Spectra from known animals can be used to spot unfamiliar bones. “When you’ve got a good match, then you can say confidently that that’s what that animal is,” says Manne.
How precise can ZooMS get? “It relates back to how the animals diverged in the past,” says Manne. “If you’ve got a very high diversity of species […] you may end up just stopping at genus.”
It could spot the difference between an eastern grey kangaroo (Macropus giganteus) and a red kangaroo (Osphranter rufus), for instance, but not an eastern and a western grey (Macropus fuliginosus).
Manne is co-author on a paper in Royal Society Open Science, which has described the collagen signatures of 24 different Australian species.

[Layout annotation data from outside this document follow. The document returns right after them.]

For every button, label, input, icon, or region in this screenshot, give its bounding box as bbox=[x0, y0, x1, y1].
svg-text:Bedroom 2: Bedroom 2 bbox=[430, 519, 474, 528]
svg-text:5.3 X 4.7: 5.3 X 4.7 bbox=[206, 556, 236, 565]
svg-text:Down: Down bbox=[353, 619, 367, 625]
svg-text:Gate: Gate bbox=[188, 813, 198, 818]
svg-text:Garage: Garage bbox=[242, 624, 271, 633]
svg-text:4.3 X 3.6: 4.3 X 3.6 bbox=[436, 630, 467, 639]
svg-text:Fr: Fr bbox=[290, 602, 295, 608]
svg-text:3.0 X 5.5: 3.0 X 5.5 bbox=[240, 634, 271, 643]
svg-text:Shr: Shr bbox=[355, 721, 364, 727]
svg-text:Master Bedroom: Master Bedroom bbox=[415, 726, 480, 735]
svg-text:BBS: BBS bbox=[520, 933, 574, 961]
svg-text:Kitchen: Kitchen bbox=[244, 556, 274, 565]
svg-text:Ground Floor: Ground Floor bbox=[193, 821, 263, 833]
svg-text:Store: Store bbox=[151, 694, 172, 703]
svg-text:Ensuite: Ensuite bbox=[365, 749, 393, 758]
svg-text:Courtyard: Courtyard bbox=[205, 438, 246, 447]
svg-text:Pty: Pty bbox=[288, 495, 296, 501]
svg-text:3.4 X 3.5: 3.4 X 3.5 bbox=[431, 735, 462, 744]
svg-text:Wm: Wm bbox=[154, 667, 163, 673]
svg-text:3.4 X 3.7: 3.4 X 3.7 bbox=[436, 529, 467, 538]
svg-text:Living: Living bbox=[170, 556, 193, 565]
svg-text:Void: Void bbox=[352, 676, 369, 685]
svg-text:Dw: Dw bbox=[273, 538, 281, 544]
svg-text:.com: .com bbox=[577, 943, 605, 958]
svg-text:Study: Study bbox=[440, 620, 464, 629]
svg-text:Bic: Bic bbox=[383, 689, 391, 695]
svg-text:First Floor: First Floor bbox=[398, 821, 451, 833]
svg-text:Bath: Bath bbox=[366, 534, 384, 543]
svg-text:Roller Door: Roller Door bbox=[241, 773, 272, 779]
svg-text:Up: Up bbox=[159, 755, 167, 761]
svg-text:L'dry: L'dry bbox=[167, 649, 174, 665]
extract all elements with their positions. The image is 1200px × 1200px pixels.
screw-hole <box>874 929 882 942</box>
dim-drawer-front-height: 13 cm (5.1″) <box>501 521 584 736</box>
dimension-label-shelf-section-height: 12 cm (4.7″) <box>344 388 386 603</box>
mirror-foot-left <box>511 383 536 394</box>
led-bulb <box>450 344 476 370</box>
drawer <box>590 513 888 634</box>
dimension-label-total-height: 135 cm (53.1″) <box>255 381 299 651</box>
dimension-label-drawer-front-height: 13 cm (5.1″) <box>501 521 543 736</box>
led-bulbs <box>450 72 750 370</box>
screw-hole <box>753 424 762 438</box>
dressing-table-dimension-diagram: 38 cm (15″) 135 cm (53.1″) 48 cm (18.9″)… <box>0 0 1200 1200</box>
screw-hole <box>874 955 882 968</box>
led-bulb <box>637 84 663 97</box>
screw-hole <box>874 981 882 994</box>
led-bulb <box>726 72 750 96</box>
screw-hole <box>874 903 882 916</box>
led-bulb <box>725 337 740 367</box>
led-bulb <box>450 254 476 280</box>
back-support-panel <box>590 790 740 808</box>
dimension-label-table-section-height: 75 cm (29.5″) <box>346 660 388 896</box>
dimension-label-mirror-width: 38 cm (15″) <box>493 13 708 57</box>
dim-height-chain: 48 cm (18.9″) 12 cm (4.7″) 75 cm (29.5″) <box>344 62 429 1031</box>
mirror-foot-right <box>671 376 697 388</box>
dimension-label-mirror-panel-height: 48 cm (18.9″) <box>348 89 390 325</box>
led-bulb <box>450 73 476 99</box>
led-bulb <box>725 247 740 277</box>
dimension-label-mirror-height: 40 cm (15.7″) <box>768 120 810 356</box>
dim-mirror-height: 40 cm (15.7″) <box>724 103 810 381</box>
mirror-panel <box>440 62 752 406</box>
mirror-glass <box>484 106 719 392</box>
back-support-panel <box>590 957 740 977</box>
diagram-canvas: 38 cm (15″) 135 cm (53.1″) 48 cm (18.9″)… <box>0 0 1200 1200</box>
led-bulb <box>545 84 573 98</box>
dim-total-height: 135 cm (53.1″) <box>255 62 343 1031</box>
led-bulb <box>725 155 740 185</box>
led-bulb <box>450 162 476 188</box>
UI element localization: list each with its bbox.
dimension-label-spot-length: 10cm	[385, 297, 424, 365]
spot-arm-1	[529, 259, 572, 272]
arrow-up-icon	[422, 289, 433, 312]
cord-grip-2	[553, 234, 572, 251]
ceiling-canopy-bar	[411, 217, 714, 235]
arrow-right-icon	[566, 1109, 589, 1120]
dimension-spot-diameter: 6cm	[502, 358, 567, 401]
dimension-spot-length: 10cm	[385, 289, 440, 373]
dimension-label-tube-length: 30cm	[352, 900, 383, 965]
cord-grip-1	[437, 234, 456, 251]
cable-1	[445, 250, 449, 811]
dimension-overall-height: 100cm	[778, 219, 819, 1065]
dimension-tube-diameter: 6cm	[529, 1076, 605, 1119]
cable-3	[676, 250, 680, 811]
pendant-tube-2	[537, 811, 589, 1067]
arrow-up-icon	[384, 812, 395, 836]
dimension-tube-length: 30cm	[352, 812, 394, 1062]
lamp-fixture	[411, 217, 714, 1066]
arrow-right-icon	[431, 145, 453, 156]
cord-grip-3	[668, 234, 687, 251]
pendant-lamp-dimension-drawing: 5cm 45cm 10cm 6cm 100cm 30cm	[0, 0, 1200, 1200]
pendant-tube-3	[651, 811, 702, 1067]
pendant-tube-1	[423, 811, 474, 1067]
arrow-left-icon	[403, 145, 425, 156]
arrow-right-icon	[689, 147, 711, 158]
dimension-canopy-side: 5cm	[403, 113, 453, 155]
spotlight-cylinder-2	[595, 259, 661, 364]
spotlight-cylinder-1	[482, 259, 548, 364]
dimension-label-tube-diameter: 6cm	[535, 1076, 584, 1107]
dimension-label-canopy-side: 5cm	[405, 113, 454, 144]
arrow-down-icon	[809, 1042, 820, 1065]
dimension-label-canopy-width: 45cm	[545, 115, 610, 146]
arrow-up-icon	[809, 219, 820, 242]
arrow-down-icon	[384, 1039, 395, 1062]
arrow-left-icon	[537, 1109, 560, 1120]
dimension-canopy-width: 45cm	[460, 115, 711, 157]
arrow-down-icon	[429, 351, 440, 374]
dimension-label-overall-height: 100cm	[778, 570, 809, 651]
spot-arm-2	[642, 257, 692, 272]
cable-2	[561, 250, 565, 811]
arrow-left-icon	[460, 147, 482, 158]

The researchers used this data to identify turtle bones at a 19th century pearl-shell fishery on Barrow Island, in Western Australia. Bones from one species – the green sea turtle – were found at a spot that suggests they were being targeted for food by the Indigenous pearl divers who were forced to work on the island. “This further adds to the story of survival for indentured Aboriginal divers on Barrow Island,” write the researchers in their paper.
Manne says the reference spectra they’ve developed can be used to identify more animal bones around the country.
“This technique has really wonderful potential for getting more out of the past than we’re able to.”